Osteoporosis is a common morbidity in thalassaemia patients and according the to the World Health Organisation, is characterised by low bone density, bone tissue deterioration which in turn increases bone fragility and fracture risk.
Calcium is an important nutrient for building and maintaining bone and teeth strength. A diet high in calcium will increase storage of calcium in bones which can prevent bones becoming weak, fracturing, and leading to osteopenia (reduced bone mass) and osteoporosis. It strengthens bones by aiding its structure and rigidity and enables bones to store minerals for the body to use which is particularly important for children and their development.

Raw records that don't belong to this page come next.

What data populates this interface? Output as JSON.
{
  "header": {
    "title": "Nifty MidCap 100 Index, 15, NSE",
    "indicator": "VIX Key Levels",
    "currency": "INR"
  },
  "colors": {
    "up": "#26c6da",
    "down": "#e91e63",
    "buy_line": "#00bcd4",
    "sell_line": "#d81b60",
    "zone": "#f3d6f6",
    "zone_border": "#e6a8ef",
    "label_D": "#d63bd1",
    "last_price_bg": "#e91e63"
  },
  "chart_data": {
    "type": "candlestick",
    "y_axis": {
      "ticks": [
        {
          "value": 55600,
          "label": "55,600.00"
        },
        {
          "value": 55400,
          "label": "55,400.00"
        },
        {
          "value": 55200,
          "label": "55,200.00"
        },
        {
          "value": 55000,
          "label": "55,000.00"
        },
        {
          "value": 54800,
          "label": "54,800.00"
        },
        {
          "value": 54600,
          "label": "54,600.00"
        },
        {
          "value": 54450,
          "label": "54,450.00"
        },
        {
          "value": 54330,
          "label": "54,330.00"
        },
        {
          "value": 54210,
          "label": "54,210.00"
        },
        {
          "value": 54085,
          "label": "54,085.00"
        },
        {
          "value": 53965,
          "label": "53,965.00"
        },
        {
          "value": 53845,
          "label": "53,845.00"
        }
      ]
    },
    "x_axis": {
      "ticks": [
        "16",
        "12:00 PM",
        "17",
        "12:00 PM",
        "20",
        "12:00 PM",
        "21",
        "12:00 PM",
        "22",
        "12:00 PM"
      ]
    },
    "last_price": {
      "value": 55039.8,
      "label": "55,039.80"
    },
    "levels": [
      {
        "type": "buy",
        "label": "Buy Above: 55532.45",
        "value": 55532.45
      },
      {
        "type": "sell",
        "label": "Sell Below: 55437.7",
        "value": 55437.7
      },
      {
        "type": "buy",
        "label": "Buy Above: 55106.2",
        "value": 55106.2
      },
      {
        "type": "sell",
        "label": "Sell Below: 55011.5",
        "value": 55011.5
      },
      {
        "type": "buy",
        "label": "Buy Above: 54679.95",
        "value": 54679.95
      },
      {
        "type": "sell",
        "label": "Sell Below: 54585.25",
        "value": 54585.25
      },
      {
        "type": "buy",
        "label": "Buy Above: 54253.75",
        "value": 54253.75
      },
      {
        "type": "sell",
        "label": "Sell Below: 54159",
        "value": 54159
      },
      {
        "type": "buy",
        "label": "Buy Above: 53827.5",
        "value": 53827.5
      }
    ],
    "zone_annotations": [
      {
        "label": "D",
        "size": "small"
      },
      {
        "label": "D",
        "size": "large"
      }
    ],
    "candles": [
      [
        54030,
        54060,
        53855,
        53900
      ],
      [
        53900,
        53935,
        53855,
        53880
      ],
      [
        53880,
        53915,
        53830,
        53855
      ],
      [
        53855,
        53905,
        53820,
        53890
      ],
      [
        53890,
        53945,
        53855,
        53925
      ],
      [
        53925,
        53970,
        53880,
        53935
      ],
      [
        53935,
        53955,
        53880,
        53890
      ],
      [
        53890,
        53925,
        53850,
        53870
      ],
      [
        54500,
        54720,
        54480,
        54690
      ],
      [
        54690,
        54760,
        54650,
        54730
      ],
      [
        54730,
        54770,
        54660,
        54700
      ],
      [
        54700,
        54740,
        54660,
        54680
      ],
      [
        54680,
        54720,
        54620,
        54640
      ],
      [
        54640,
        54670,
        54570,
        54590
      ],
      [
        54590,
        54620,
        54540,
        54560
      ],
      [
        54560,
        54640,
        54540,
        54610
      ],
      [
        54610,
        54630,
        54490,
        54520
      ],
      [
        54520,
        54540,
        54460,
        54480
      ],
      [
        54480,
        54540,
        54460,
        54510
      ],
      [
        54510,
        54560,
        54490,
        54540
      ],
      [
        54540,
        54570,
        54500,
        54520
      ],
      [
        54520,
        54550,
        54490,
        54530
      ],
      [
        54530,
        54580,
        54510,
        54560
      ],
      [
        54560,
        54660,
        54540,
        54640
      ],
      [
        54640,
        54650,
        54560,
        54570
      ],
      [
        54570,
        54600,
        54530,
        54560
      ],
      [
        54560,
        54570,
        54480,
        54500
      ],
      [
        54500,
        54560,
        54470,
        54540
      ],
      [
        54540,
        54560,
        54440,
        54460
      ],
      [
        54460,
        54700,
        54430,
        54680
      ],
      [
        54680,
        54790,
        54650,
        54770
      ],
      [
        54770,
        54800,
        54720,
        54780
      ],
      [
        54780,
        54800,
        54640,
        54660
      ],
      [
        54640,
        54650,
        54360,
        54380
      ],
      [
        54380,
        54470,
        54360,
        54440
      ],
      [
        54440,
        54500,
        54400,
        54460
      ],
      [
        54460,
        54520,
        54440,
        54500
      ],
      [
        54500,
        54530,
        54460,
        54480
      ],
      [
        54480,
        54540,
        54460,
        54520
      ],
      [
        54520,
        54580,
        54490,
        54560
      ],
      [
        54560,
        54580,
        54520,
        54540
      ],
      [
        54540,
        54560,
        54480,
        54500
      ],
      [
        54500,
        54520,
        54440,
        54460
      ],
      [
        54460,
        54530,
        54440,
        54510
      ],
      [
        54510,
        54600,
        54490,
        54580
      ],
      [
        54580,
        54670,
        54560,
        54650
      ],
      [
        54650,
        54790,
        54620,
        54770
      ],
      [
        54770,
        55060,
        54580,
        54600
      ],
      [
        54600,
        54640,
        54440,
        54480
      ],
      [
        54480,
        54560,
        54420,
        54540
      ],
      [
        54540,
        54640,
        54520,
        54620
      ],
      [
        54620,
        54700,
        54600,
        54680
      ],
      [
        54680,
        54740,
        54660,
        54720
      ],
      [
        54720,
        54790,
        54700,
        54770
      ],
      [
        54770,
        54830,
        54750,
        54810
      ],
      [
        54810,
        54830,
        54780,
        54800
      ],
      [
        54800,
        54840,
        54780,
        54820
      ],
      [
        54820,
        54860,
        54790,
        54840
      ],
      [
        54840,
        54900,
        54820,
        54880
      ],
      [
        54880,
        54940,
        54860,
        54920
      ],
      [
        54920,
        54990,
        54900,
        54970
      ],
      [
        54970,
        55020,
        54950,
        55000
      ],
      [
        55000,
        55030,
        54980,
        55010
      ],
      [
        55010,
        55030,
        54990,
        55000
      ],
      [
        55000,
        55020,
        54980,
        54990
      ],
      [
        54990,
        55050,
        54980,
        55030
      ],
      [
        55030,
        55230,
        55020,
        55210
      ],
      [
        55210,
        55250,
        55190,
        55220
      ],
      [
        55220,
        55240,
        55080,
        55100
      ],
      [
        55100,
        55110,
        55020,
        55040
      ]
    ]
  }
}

Calcium also reduces haem iron absorption and it can be useful to try to have a glass of milk with meals or incorporate milk into cooking.
The peak time for storage is during the teenage years. It is during this time that the bones reach their adult length and strength. However, it is still not too late for adults to strengthen their bones! Both your diet and exercise play a vital role in strengthening your bones; weight bearing exercise is most beneficial such as walking, running, dancing etc. If your bones are weaker or you have osteoporosis, you may need more calcium than average which can be achieved through a varied diet. Calcium supplements are also an option but ask your GP or consultant for advice before taking any supplements.

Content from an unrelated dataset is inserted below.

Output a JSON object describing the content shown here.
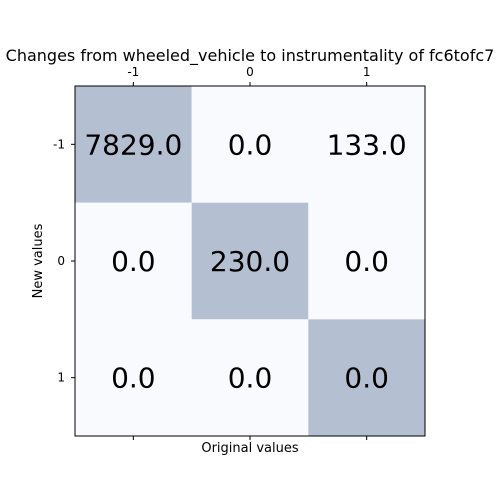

Remember that if you are on a low-iron diet, it is important to bear in mind that some foods that are high in calcium are high in iron too e.g. broccoli or kale. Dairy products are a much better source of calcium such as milk, cheese and yogurt.
Vitamin D is also important for your bones as it helps the body to absorb calcium. The main source of vitamin D is from the sun and is found in small amounts in food sources. In the winter months, vitamin D levels are likely to decrease, and this can result in the development of different symptoms e.g. fatigue and muscle weakness. Therefore, it is suggested that a vitamin D supplement is taken in the winter months but ideally all year round. It is of increased importance for individuals with darker skin complexions, as the increased melanin in the skin reduces the skin’s ability produce vitamin D from the sun. You can check with your consultant as they typically prescribe vitamin D3 supplements based on your test results if required.
Please note that this is generic nutritional advice, and everyone has their own nutritional needs that is specific to them. For nutritional advice that is tailored to you, I would suggest seeing a registered dietician.